Rascal Cobb was tall and lanky as a stalk of Nebraska corn and had ears big enough to fly a plane and grow cotton at the same time. Which was why his enemies (which was darn near everone) called him “Ears“ behind his back and whenever they wanted to get his attention—which weren‘t very often ‘cause Rascal had the social skills of a runamuck poison ivy vine. Back in the third grade—his last year in school (and most folks believed the last time he‘d had a bath)—someone had told him there was bats in his cave. Course, Rascal had no idea what they were REALLY talking about. Simple as he was, he said, “Course there’re bats in the cave. There always are in the daytime! Where else they gonna go?” Thing is, if he’d known they were talking ‘bout what was hanging outta his nose, he’d a paid not a twit of mind to pulling ‘em out one by one right there in front of everone and, after careful examination for texture and color, popped ‘em directly into his mouth. He just had no concept of social grace a’tall.

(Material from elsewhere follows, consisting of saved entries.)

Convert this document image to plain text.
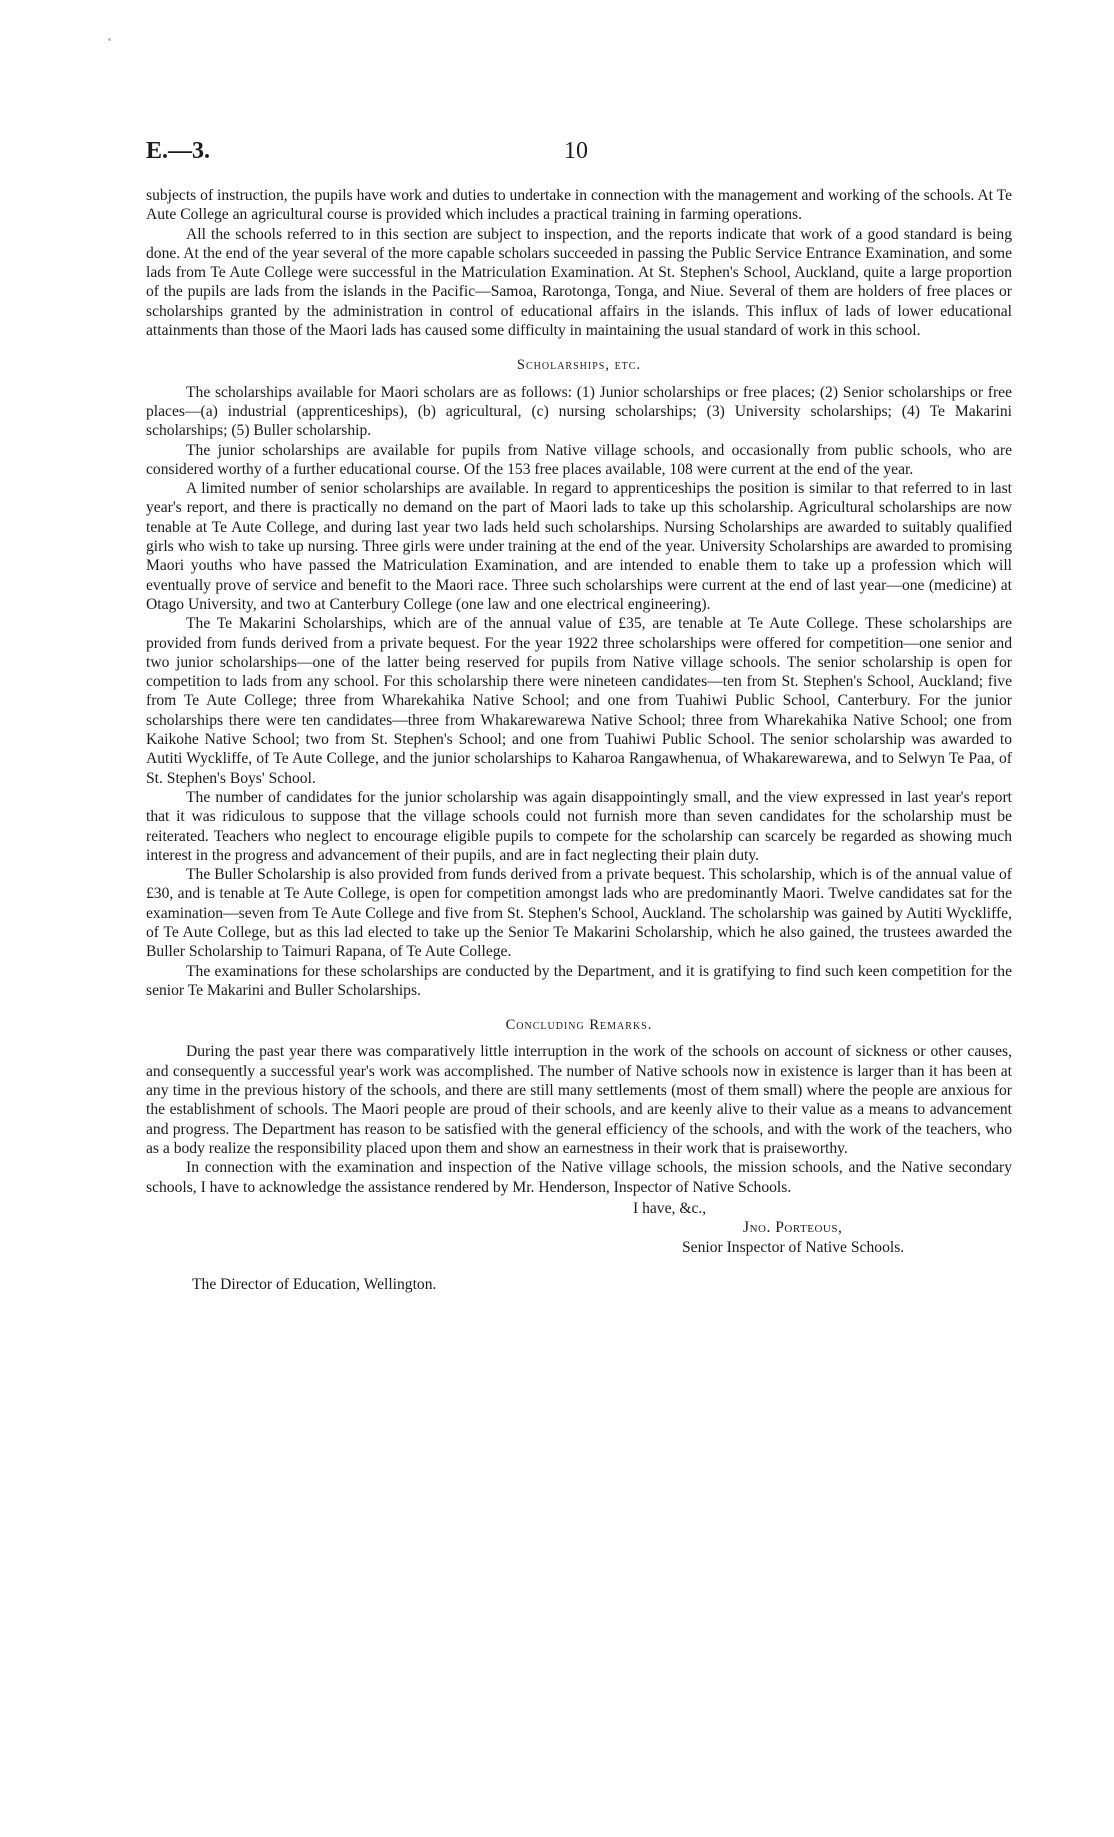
E.—3.	10

subjects of instruction, the pupils have work and duties to undertake in connection with the management and working of the schools. At Te Aute College an agricultural course is provided which includes a practical training in farming operations.

All the schools referred to in this section are subject to inspection, and the reports indicate that work of a good standard is being done. At the end of the year several of the more capable scholars succeeded in passing the Public Service Entrance Examination, and some lads from Te Aute College were successful in the Matriculation Examination. At St. Stephen's School, Auckland, quite a large proportion of the pupils are lads from the islands in the Pacific—Samoa, Rarotonga, Tonga, and Niue. Several of them are holders of free places or scholarships granted by the administration in control of educational affairs in the islands. This influx of lads of lower educational attainments than those of the Maori lads has caused some difficulty in maintaining the usual standard of work in this school.

Scholarships, etc.

The scholarships available for Maori scholars are as follows: (1) Junior scholarships or free places; (2) Senior scholarships or free places—(a) industrial (apprenticeships), (b) agricultural, (c) nursing scholarships; (3) University scholarships; (4) Te Makarini scholarships; (5) Buller scholarship.

The junior scholarships are available for pupils from Native village schools, and occasionally from public schools, who are considered worthy of a further educational course. Of the 153 free places available, 108 were current at the end of the year.

A limited number of senior scholarships are available. In regard to apprenticeships the position is similar to that referred to in last year's report, and there is practically no demand on the part of Maori lads to take up this scholarship. Agricultural scholarships are now tenable at Te Aute College, and during last year two lads held such scholarships. Nursing Scholarships are awarded to suitably qualified girls who wish to take up nursing. Three girls were under training at the end of the year. University Scholarships are awarded to promising Maori youths who have passed the Matriculation Examination, and are intended to enable them to take up a profession which will eventually prove of service and benefit to the Maori race. Three such scholarships were current at the end of last year—one (medicine) at Otago University, and two at Canterbury College (one law and one electrical engineering).

The Te Makarini Scholarships, which are of the annual value of £35, are tenable at Te Aute College. These scholarships are provided from funds derived from a private bequest. For the year 1922 three scholarships were offered for competition—one senior and two junior scholarships—one of the latter being reserved for pupils from Native village schools. The senior scholarship is open for competition to lads from any school. For this scholarship there were nineteen candidates—ten from St. Stephen's School, Auckland; five from Te Aute College; three from Wharekahika Native School; and one from Tuahiwi Public School, Canterbury. For the junior scholarships there were ten candidates—three from Whakarewarewa Native School; three from Wharekahika Native School; one from Kaikohe Native School; two from St. Stephen's School; and one from Tuahiwi Public School. The senior scholarship was awarded to Autiti Wyckliffe, of Te Aute College, and the junior scholarships to Kaharoa Rangawhenua, of Whakarewarewa, and to Selwyn Te Paa, of St. Stephen's Boys' School.

The number of candidates for the junior scholarship was again disappointingly small, and the view expressed in last year's report that it was ridiculous to suppose that the village schools could not furnish more than seven candidates for the scholarship must be reiterated. Teachers who neglect to encourage eligible pupils to compete for the scholarship can scarcely be regarded as showing much interest in the progress and advancement of their pupils, and are in fact neglecting their plain duty.

The Buller Scholarship is also provided from funds derived from a private bequest. This scholarship, which is of the annual value of £30, and is tenable at Te Aute College, is open for competition amongst lads who are predominantly Maori. Twelve candidates sat for the examination—seven from Te Aute College and five from St. Stephen's School, Auckland. The scholarship was gained by Autiti Wyckliffe, of Te Aute College, but as this lad elected to take up the Senior Te Makarini Scholarship, which he also gained, the trustees awarded the Buller Scholarship to Taimuri Rapana, of Te Aute College.

The examinations for these scholarships are conducted by the Department, and it is gratifying to find such keen competition for the senior Te Makarini and Buller Scholarships.

Concluding Remarks.

During the past year there was comparatively little interruption in the work of the schools on account of sickness or other causes, and consequently a successful year's work was accomplished. The number of Native schools now in existence is larger than it has been at any time in the previous history of the schools, and there are still many settlements (most of them small) where the people are anxious for the establishment of schools. The Maori people are proud of their schools, and are keenly alive to their value as a means to advancement and progress. The Department has reason to be satisfied with the general efficiency of the schools, and with the work of the teachers, who as a body realize the responsibility placed upon them and show an earnestness in their work that is praiseworthy.

In connection with the examination and inspection of the Native village schools, the mission schools, and the Native secondary schools, I have to acknowledge the assistance rendered by Mr. Henderson, Inspector of Native Schools.

I have, &c.,
Jno. Porteous,
Senior Inspector of Native Schools.
The Director of Education, Wellington.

Even his friends—which was almost no one—knew there was something wrong with Rascal. They just didn’t have a name for it. Sometimes them that didn’t know Rascal tried to figure him out so’s they could put a name to it. Them that knew Rascal were fond of tellin’ ’em they was dropping their bucket down a dry well.
They weren’t so fond of tellin’ ’em, however, what Rascal meant when he talked about givin’ someone “some want-to.” With all his faults, Rascal was a fine scrappin’ lad, and givin’ some want-to Rascal-style always meant the strangers amongst them was gonna be linin’ the pockets of them that knew what was coming. They was a bettin’ lot when the bettin’ was sure.
And ‘course Rascal, being who and what he was, got blamed for everthing that went wrong, whether he was there at the time or not. The year of the cotton blight, folks come directly to Rascal’s place—soon as they found someone who knew where it was—and axted him, “Ears, you brung this down on us? You got someone buried out back somewhere?” Cause everone in those parts knew Rascal had somewhere along the line killed someone. They just ain’t come up with no one missin’ yet.